Mike Conley, Jr., Memphis Grizzlies

Conley is out indefinitely with a shoulder strain. The Grizzlies don’t miss him. He’s been solid when he’s been on the court, at least for a rookie point guard, but he’s only seen action in five games and he’s fourth on the depth chart. He’s not even the best rookie guard on the team. That distinction goes to…

Juan Carlos Navarro, Memphis Grizzlies

In all fairness, he was drafted in 2002 and is not your typical rookie. He’s 27 and has experience playing overseas. That being said, he’s still playing with a lot of confidence and he is shooting the lights out. No doubt the Wizards are kicking themselves for trading him this offseason, as he would definitely be doing a better job playing point than Nick Young has been.

Yi Jianlian, Milwaukee Bucks

This is the second time I’ve mentioned Yi in a story. This is about four more times than I ever expected to. His shooting percentage is a little lower than it should be, but he’s playing very well in what many thought would be an impossible situation. If I were his coach, I’d make sure that I hit him with a "Do it for your country!" line whenever he wasn’t playing well.

Jamario Moon, Toronto Raptors

Who?
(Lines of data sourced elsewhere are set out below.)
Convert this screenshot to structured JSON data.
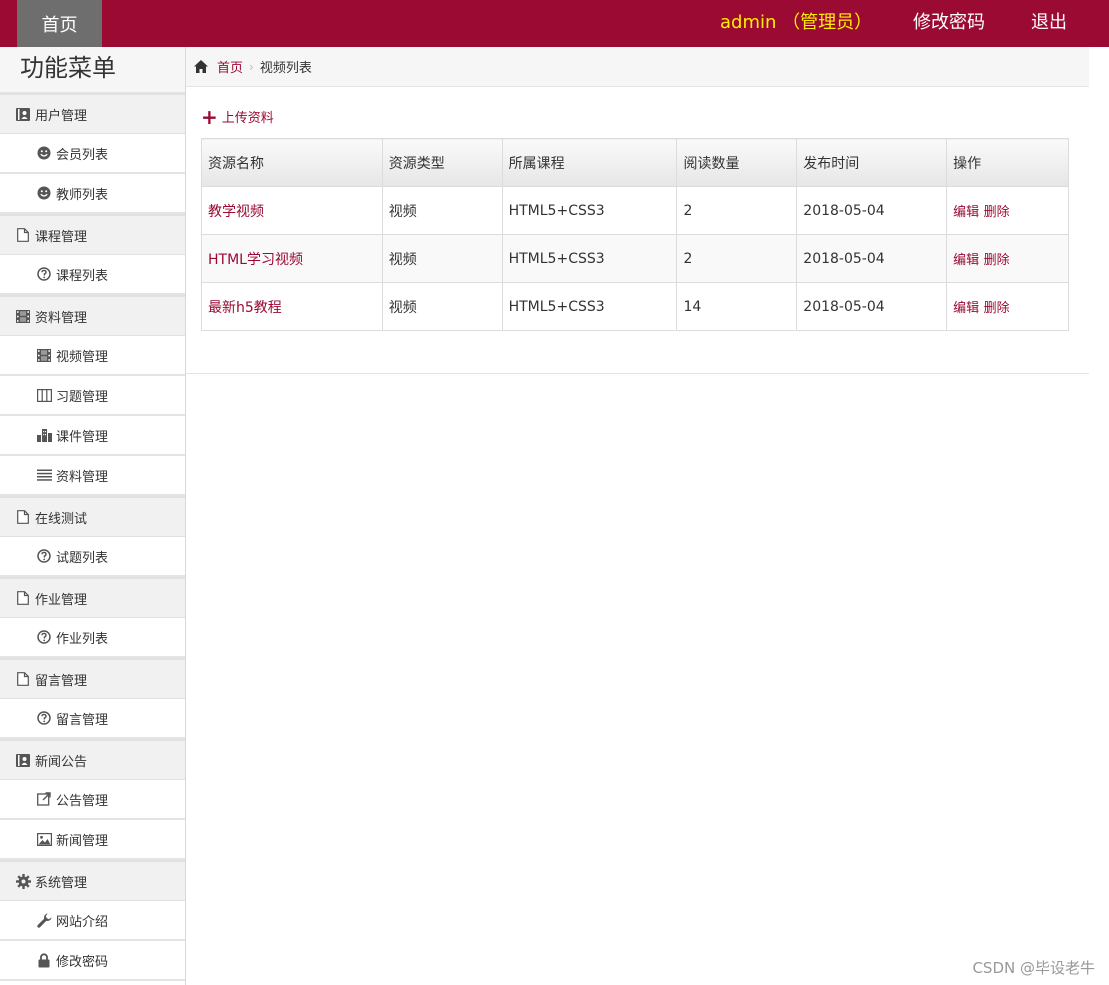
{
  "topbar": {
    "home_label": "首页",
    "user_label": "admin （管理员）",
    "change_password": "修改密码",
    "logout": "退出",
    "accent_color": "#9b0a33"
  },
  "sidebar": {
    "title": "功能菜单",
    "groups": [
      {
        "label": "用户管理",
        "icon": "contact-card-icon",
        "items": [
          {
            "label": "会员列表",
            "icon": "smile-icon"
          },
          {
            "label": "教师列表",
            "icon": "smile-icon"
          }
        ]
      },
      {
        "label": "课程管理",
        "icon": "file-icon",
        "items": [
          {
            "label": "课程列表",
            "icon": "question-circle-icon"
          }
        ]
      },
      {
        "label": "资料管理",
        "icon": "film-icon",
        "items": [
          {
            "label": "视频管理",
            "icon": "film-icon"
          },
          {
            "label": "习题管理",
            "icon": "columns-icon"
          },
          {
            "label": "课件管理",
            "icon": "buildings-icon"
          },
          {
            "label": "资料管理",
            "icon": "list-icon"
          }
        ]
      },
      {
        "label": "在线测试",
        "icon": "file-icon",
        "items": [
          {
            "label": "试题列表",
            "icon": "question-circle-icon"
          }
        ]
      },
      {
        "label": "作业管理",
        "icon": "file-icon",
        "items": [
          {
            "label": "作业列表",
            "icon": "question-circle-icon"
          }
        ]
      },
      {
        "label": "留言管理",
        "icon": "file-icon",
        "items": [
          {
            "label": "留言管理",
            "icon": "question-circle-icon"
          }
        ]
      },
      {
        "label": "新闻公告",
        "icon": "contact-card-icon",
        "items": [
          {
            "label": "公告管理",
            "icon": "share-box-icon"
          },
          {
            "label": "新闻管理",
            "icon": "picture-icon"
          }
        ]
      },
      {
        "label": "系统管理",
        "icon": "gear-icon",
        "items": [
          {
            "label": "网站介绍",
            "icon": "wrench-icon"
          },
          {
            "label": "修改密码",
            "icon": "lock-icon"
          }
        ]
      }
    ]
  },
  "breadcrumb": {
    "home": "首页",
    "current": "视频列表"
  },
  "upload_label": "上传资料",
  "table": {
    "headers": [
      "资源名称",
      "资源类型",
      "所属课程",
      "阅读数量",
      "发布时间",
      "操作"
    ],
    "rows": [
      {
        "name": "教学视频",
        "type": "视频",
        "course": "HTML5+CSS3",
        "reads": "2",
        "date": "2018-05-04",
        "edit": "编辑",
        "delete": "删除"
      },
      {
        "name": "HTML学习视频",
        "type": "视频",
        "course": "HTML5+CSS3",
        "reads": "2",
        "date": "2018-05-04",
        "edit": "编辑",
        "delete": "删除"
      },
      {
        "name": "最新h5教程",
        "type": "视频",
        "course": "HTML5+CSS3",
        "reads": "14",
        "date": "2018-05-04",
        "edit": "编辑",
        "delete": "删除"
      }
    ]
  },
  "watermark": "CSDN @毕设老牛"
}
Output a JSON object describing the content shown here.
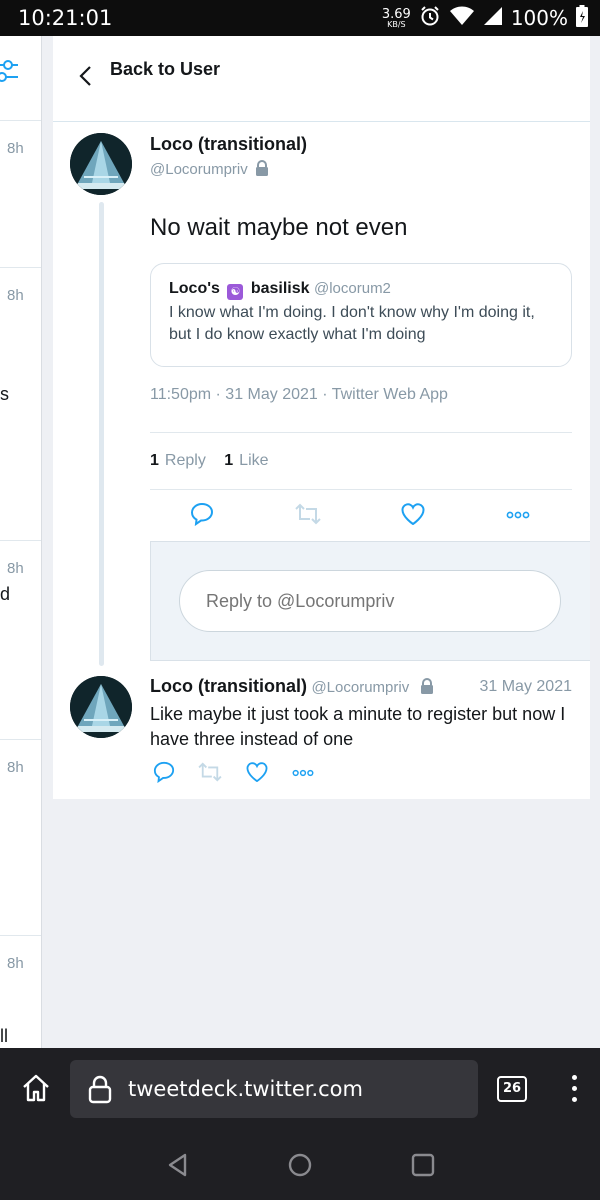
{
  "status_bar": {
    "time": "10:21:01",
    "net_speed_value": "3.69",
    "net_speed_unit": "KB/S",
    "battery": "100%"
  },
  "left_column": {
    "times": [
      "8h",
      "8h",
      "8h",
      "8h",
      "8h"
    ],
    "fragments": [
      "s",
      "d",
      "ll"
    ]
  },
  "header": {
    "back_label": "Back to User"
  },
  "main_tweet": {
    "name": "Loco (transitional)",
    "handle": "@Locorumpriv",
    "text": "No wait maybe not even",
    "quote": {
      "name_prefix": "Loco's",
      "name_emoji": "☯",
      "name_suffix": "basilisk",
      "handle": "@locorum2",
      "text": "I know what I'm doing. I don't know why I'm doing it, but I do know exactly what I'm doing"
    },
    "meta": "11:50pm · 31 May 2021 · Twitter Web App",
    "stats": {
      "reply_count": "1",
      "reply_label": "Reply",
      "like_count": "1",
      "like_label": "Like"
    },
    "actions": [
      "reply-icon",
      "retweet-icon",
      "like-icon",
      "more-icon"
    ]
  },
  "reply_box": {
    "placeholder": "Reply to @Locorumpriv"
  },
  "reply_tweet": {
    "name": "Loco (transitional)",
    "handle": "@Locorumpriv",
    "date": "31 May 2021",
    "text": "Like maybe it just took a minute to register but now I have three instead of one"
  },
  "browser": {
    "url": "tweetdeck.twitter.com",
    "tab_count": "26"
  },
  "colors": {
    "accent": "#1da1f2",
    "text_primary": "#14171a",
    "text_secondary": "#8899a6",
    "quote_emoji_bg": "#9b59d9"
  }
}
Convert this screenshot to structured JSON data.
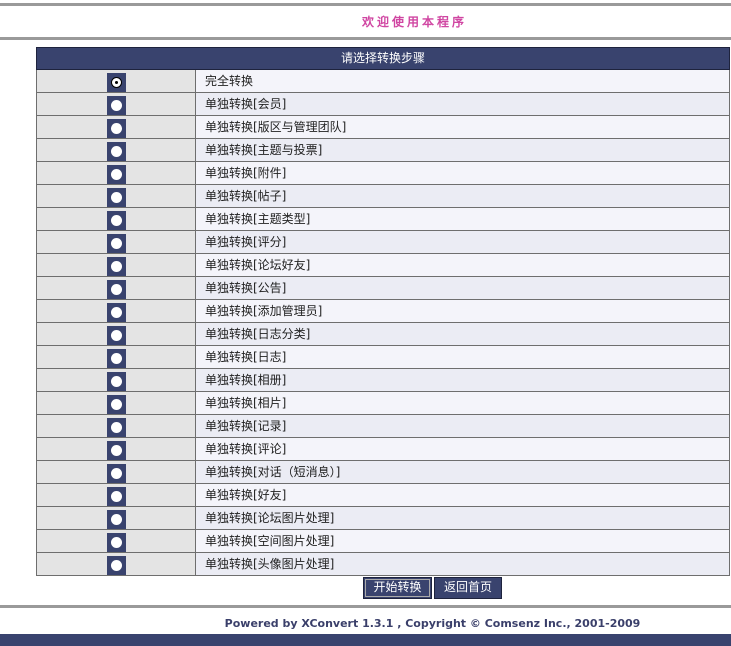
{
  "header": {
    "welcome_text": "欢迎使用本程序"
  },
  "table": {
    "title": "请选择转换步骤",
    "selected_index": 0,
    "options": [
      "完全转换",
      "单独转换[会员]",
      "单独转换[版区与管理团队]",
      "单独转换[主题与投票]",
      "单独转换[附件]",
      "单独转换[帖子]",
      "单独转换[主题类型]",
      "单独转换[评分]",
      "单独转换[论坛好友]",
      "单独转换[公告]",
      "单独转换[添加管理员]",
      "单独转换[日志分类]",
      "单独转换[日志]",
      "单独转换[相册]",
      "单独转换[相片]",
      "单独转换[记录]",
      "单独转换[评论]",
      "单独转换[对话（短消息）]",
      "单独转换[好友]",
      "单独转换[论坛图片处理]",
      "单独转换[空间图片处理]",
      "单独转换[头像图片处理]"
    ]
  },
  "buttons": {
    "start_label": "开始转换",
    "home_label": "返回首页"
  },
  "footer": {
    "text": "Powered by XConvert 1.3.1 ,  Copyright © Comsenz Inc., 2001-2009"
  }
}
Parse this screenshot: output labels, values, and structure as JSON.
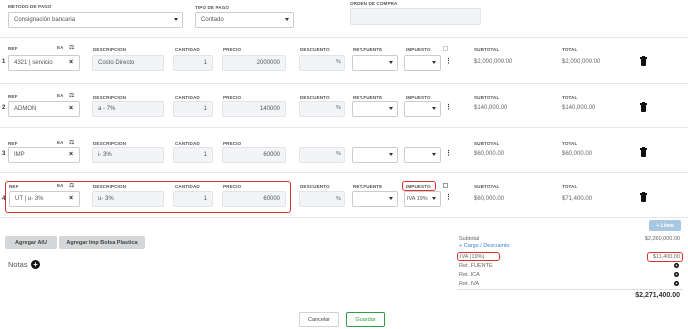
{
  "top": {
    "metodo_pago_label": "METODO DE PAGO",
    "metodo_pago_value": "Consignación bancaria",
    "tipo_pago_label": "TIPO DE PAGO",
    "tipo_pago_value": "Contado",
    "orden_compra_label": "ORDEN DE COMPRA"
  },
  "headers": {
    "ref": "REF",
    "ea": "EA",
    "descripcion": "DESCRIPCION",
    "cantidad": "CANTIDAD",
    "precio": "PRECIO",
    "descuento": "DESCUENTO",
    "ret_fuente": "RET.FUENTE",
    "impuesto": "IMPUESTO",
    "subtotal": "SUBTOTAL",
    "total": "TOTAL"
  },
  "rows": [
    {
      "num": "1",
      "ref": "4321 | servicio",
      "descripcion": "Costo Directo",
      "cantidad": "1",
      "precio": "2000000",
      "pct": "%",
      "impuesto": "",
      "subtotal": "$2,000,000.00",
      "total": "$2,000,000.00"
    },
    {
      "num": "2",
      "ref": "ADMON",
      "descripcion": "a - 7%",
      "cantidad": "1",
      "precio": "140000",
      "pct": "%",
      "impuesto": "",
      "subtotal": "$140,000.00",
      "total": "$140,000.00"
    },
    {
      "num": "3",
      "ref": "IMP",
      "descripcion": "i- 3%",
      "cantidad": "1",
      "precio": "60000",
      "pct": "%",
      "impuesto": "",
      "subtotal": "$60,000.00",
      "total": "$60,000.00"
    },
    {
      "num": "4",
      "ref": "UT | u- 3%",
      "descripcion": "u- 3%",
      "cantidad": "1",
      "precio": "60000",
      "pct": "%",
      "impuesto": "IVA 19%",
      "subtotal": "$60,000.00",
      "total": "$71,400.00"
    }
  ],
  "icons": {
    "remove": "×",
    "kebab": "⋮",
    "plus": "+"
  },
  "buttons": {
    "linea": "+ Línea",
    "agregar_aiu": "Agregar AIU",
    "agregar_bolsa": "Agregar Imp Bolsa Plastica",
    "cancelar": "Cancelar",
    "guardar": "Guardar"
  },
  "notas_label": "Notas",
  "summary": {
    "subtotal_label": "Subtotal",
    "subtotal_value": "$2,260,000.00",
    "cargo_descuento": "+ Cargo / Descuento",
    "iva_label": "IVA (19%)",
    "iva_value": "$11,400.00",
    "ret_fuente": "Ret. FUENTE",
    "ret_ica": "Ret. ICA",
    "ret_iva": "Ret. IVA",
    "total_value": "$2,271,400.00"
  },
  "colors": {
    "highlight": "#e03131",
    "guardar_text": "#2f9e44",
    "link": "#3b7dd8"
  }
}
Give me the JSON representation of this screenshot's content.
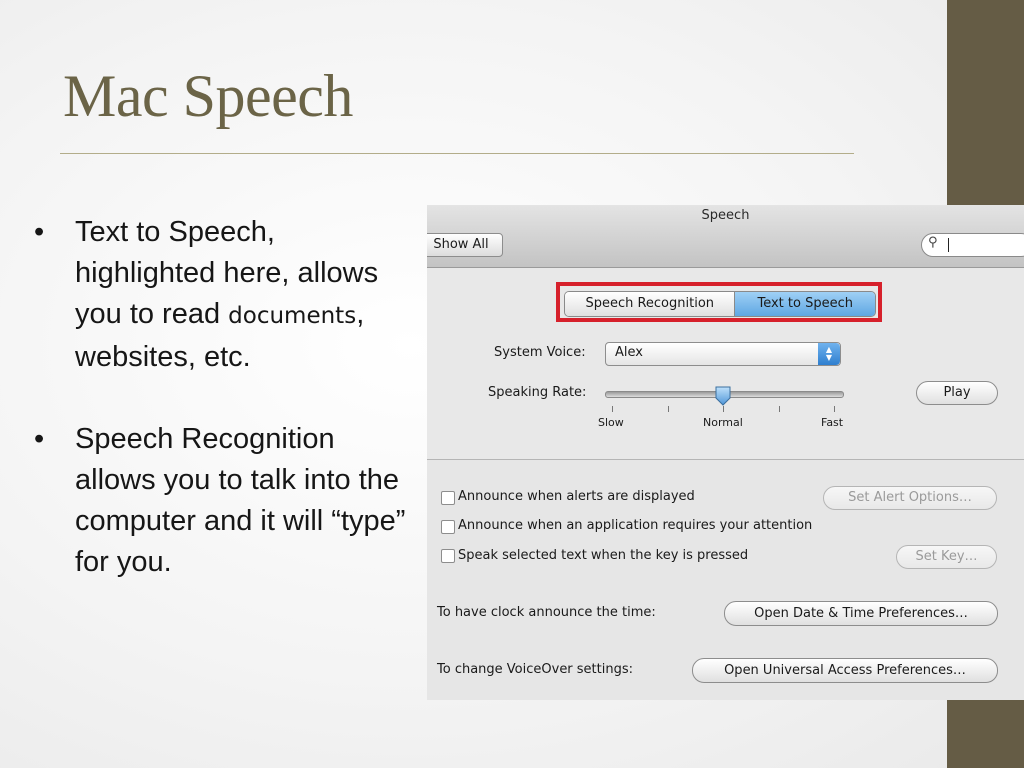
{
  "slide": {
    "title": "Mac Speech",
    "bullets": [
      {
        "marker": "•",
        "text_a": "Text to Speech, highlighted here, allows you to read ",
        "text_b": "documents",
        "text_c": ", websites, etc."
      },
      {
        "marker": "•",
        "text_a": "Speech Recognition allows you to talk into the computer and it will ",
        "text_b": "“type”",
        "text_c": " for you."
      }
    ],
    "colors": {
      "accent_bar": "#655c45",
      "title": "#6b6447",
      "highlight_box": "#d6202b"
    }
  },
  "window": {
    "title": "Speech",
    "show_all_label": "Show All",
    "search": {
      "icon": "magnifier-icon",
      "value": ""
    },
    "tabs": [
      {
        "label": "Speech Recognition",
        "selected": false
      },
      {
        "label": "Text to Speech",
        "selected": true
      }
    ],
    "system_voice": {
      "label": "System Voice:",
      "value": "Alex"
    },
    "speaking_rate": {
      "label": "Speaking Rate:",
      "min_label": "Slow",
      "mid_label": "Normal",
      "max_label": "Fast",
      "level": 0.5
    },
    "play_label": "Play",
    "options": [
      {
        "label": "Announce when alerts are displayed",
        "checked": false,
        "button": "Set Alert Options…",
        "button_enabled": false
      },
      {
        "label": "Announce when an application requires your attention",
        "checked": false
      },
      {
        "label": "Speak selected text when the key is pressed",
        "checked": false,
        "button": "Set Key…",
        "button_enabled": false
      }
    ],
    "clock": {
      "label": "To have clock announce the time:",
      "button": "Open Date & Time Preferences…"
    },
    "voiceover": {
      "label": "To change VoiceOver settings:",
      "button": "Open Universal Access Preferences…"
    }
  }
}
Until I saw him on SportsCenter a couple of times, I had no idea who Moon was. Turns out he’s a 27-year-old forward who has played well enough to be inserted in Toronto’s starting lineup to do a little bit of everything. Not bad for a guy who went undrafted.

Sean Williams, New Jersey Nets

Williams may prove to be the person that fills the middle of the doughnut that is the Nets. He leads all rookies in blocks with over two per game and rebounds decently. Playing with Jason Kidd ensures that he’ll score a few points if he runs the floor.

Luis Scola, Houston Rockets

You figure if the Spurs draft an international player that they have to be pretty special. Scola has shown flashes of brilliance. He has also shown flashes of non-brilliance. He does the dirty work for a Rockets team that needs is and could probably benefit from Coach Rick Adelman forcing players not named Yao or McGrady to shoot.

Joakim Noah, Chicago Bulls

Much like his team, Noah hasn’t done anything noteworthy. Well, his coach did basically tell him to shut up when he took his team to task in the papers. Nothing else though.

Acie Law IV, Atlanta Hawks

Law hasn’t played poorly, he just hasn’t played like expected. Sharing time with Tyronn Lue is not a good sign.

Al Thornton, Los Angeles Clippers

Many expected that he would be a sleeper for the ROTY award after his performance in the summer leagues. Nope.

Glen Davis, Boston Celtics

Luckiest rookie ever. Not only does he get to participate in the Celtics’ return to respectability, he gets to learn from Kevin Garnett doing it. He plays sparingly but is decent while on the floor.